Okay è un racconto contenuto ne L’Aleph, ma a parte il fatto che tutti i racconti di Borges meritano, questo in particolare andava menzionato. Il tema della solitudine del Minotauro, della vita che Asterione conduce rinchiuso nel suo Labirinto, sostenuto solo dalla speranza dell’arrivo di un liberatore, è così potente che ormai è diventato LA versione del Minotauro che tutti conosciamo. C’è un prima e un dopo La casa di Asterione, e quello che prima era un mostro da abbattere, dopo è diventato una vittima da compatire.

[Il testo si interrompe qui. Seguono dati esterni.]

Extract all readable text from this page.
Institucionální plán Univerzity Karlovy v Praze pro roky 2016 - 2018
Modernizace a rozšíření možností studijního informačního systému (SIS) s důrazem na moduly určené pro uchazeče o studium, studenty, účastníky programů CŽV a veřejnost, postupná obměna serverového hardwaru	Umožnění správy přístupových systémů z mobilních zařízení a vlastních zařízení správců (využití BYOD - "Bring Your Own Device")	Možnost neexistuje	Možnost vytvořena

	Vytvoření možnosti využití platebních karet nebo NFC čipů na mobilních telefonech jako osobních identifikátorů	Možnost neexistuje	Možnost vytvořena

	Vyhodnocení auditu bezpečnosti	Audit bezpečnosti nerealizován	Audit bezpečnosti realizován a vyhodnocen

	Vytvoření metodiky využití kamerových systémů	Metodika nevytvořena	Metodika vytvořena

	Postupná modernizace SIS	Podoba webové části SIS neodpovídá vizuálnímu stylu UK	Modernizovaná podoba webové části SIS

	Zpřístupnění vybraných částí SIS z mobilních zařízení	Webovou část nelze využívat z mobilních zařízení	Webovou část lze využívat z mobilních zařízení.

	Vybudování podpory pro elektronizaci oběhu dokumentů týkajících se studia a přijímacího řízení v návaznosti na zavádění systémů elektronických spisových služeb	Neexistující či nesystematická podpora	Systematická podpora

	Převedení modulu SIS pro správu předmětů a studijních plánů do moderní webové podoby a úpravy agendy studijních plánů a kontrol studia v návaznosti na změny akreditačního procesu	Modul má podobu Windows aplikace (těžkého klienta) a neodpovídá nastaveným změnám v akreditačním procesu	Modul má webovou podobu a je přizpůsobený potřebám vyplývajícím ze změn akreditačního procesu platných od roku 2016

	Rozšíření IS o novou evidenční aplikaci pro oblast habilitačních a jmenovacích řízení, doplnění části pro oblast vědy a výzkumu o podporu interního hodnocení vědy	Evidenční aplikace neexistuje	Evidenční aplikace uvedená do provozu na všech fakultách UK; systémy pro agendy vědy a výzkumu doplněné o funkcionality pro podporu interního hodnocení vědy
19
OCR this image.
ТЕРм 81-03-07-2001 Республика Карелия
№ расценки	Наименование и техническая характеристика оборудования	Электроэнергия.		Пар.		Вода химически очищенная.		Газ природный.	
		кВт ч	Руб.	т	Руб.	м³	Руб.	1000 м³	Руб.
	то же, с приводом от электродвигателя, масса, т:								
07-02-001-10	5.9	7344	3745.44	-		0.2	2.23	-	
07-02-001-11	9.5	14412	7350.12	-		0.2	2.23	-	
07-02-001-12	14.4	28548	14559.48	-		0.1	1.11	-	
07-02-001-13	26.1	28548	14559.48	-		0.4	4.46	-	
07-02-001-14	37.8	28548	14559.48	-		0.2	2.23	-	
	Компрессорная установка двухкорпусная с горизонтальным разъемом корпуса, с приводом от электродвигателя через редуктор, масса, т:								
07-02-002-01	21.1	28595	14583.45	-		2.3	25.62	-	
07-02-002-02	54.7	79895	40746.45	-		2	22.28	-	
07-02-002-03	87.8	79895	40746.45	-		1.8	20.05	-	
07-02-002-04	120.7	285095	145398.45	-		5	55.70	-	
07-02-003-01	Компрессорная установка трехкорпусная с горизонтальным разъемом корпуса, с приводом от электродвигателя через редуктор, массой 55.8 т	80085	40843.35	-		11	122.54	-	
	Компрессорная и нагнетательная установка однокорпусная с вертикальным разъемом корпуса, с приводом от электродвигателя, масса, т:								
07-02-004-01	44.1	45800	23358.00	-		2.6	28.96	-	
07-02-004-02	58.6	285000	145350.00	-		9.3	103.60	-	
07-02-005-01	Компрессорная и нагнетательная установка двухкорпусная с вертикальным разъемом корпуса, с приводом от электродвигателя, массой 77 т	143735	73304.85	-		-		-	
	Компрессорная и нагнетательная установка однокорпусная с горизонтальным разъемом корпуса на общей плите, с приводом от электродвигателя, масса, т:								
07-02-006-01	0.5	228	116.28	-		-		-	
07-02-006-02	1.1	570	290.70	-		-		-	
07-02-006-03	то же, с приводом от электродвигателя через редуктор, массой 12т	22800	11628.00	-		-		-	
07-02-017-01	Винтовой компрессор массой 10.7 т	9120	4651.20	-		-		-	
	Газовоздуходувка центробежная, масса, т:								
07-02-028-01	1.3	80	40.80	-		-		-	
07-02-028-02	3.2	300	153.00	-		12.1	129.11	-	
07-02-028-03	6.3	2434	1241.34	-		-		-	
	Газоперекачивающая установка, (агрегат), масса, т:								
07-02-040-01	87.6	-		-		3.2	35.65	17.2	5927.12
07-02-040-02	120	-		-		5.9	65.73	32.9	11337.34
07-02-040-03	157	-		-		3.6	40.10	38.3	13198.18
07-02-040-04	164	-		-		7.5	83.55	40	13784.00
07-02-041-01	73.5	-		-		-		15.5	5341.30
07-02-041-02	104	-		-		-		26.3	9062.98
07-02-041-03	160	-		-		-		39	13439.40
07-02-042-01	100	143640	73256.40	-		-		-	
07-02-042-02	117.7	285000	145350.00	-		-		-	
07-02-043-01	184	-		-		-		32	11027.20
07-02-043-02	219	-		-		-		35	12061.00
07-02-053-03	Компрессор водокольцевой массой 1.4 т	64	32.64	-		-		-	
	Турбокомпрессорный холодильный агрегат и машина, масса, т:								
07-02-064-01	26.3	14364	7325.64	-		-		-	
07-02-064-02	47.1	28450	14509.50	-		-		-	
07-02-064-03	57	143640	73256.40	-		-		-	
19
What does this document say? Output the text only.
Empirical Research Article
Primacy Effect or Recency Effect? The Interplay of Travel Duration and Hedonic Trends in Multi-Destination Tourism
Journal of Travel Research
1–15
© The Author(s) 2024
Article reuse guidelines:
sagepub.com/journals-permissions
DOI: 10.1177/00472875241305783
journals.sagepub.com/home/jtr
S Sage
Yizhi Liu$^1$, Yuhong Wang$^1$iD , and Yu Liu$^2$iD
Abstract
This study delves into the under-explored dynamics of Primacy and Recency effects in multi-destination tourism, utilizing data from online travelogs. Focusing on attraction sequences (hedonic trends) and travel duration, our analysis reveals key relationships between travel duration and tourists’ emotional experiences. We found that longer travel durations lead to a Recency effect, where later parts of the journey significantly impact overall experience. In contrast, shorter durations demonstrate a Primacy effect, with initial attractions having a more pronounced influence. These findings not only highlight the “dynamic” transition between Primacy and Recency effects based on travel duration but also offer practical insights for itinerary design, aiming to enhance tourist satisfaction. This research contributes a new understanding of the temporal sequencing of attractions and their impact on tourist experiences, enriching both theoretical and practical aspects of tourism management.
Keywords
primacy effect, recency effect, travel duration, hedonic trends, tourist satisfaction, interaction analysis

Le storie scritte prima di questa si riconoscono facilmente, perché il Minotauro è soltanto un animale, funzionale all’eroe per dimostrare il proprio valore; dopo, l’eroe non sarà più così puro e immacolato, e il sangue sulle sue mani ci sembrerà sempre, inevitabilmente, umano.
(ma è giusto così, visto che Teseo culo)

 

 

Il canto di Troia, di Coleen McCullough

Concludo questa breve, parziale e stra incompleta rassegna di alcuni dei retelling mitologici che preferisco, con un’autrice che amo molto. Coleen McCullough è famosa soprattutto per i suoi romanzi sentimentali e per Uccellli di Rovo, che io non ho nemmeno mai letto: per me lei è l’autrice del ciclo dei Signori di Roma, una serie di romanzi ambientati alla fine dell’età repubblicana, fino alla morte di Giulio Cesare e al successivo triumvirato.
Se non l’aveste capito, vi consiglio tantissimo i suoi romanzi storici.
Il canto di Troia è, evidentemente, una rilettura della guerra di Troia. La narrazione è corale, e tutti i personaggi principali hanno i loro capitoli, in cui raccontano se stessi, le loro vicende, motivazioni e azioni. Troviamo quindi Peleo, che per avere voluto in moglie una donna decisamente non convenzionale, pagherà con l’infelicità di una vita intera; Elena, bellissima e consapevole di esserlo, costretto a un matrimonio noioso con un Menelao a cui si ritiene enormemente superiore (questa Elena è una spina in culo come poche, vi avverto: amerete odiarla); Achille, qui in versione no homo – mi spiace – e ritratto in maniera magari un po’ troppo positiva, ma coerente all’interno della storia e tutto sommato apprezzabile; naturalmente, Ettore e Andromaca, il mio personale strazio e dolore mai sopito dai tempi del ginnasio. E Odisseo, che lo dico a fare.
La narrazione non riserva grandi sorprese, è ‘solo’ una narrazione della guerra di Troia molto ben fatta, ben raccontata e ben condotta. Si conclude con la caduta della città e con una nota di speranza finale, forse non proprio in linea con la narrazione omerica, ma ehi, se nei retelling non ci si mette del proprio, non ha nemmeno senso scriverli. Tra tutte le riletture della guerra di Troia che ho letto finora, questa è quella che più ho apprezzato, anche se McCullough e io decisamente amiamo personaggi diversi. Ma la amo anche per questo.

 

…ed è così che ho finito per sbranare il fegato al tizio che sui social diceva che quella dei retelling è una moda moderna, Vostro Onore.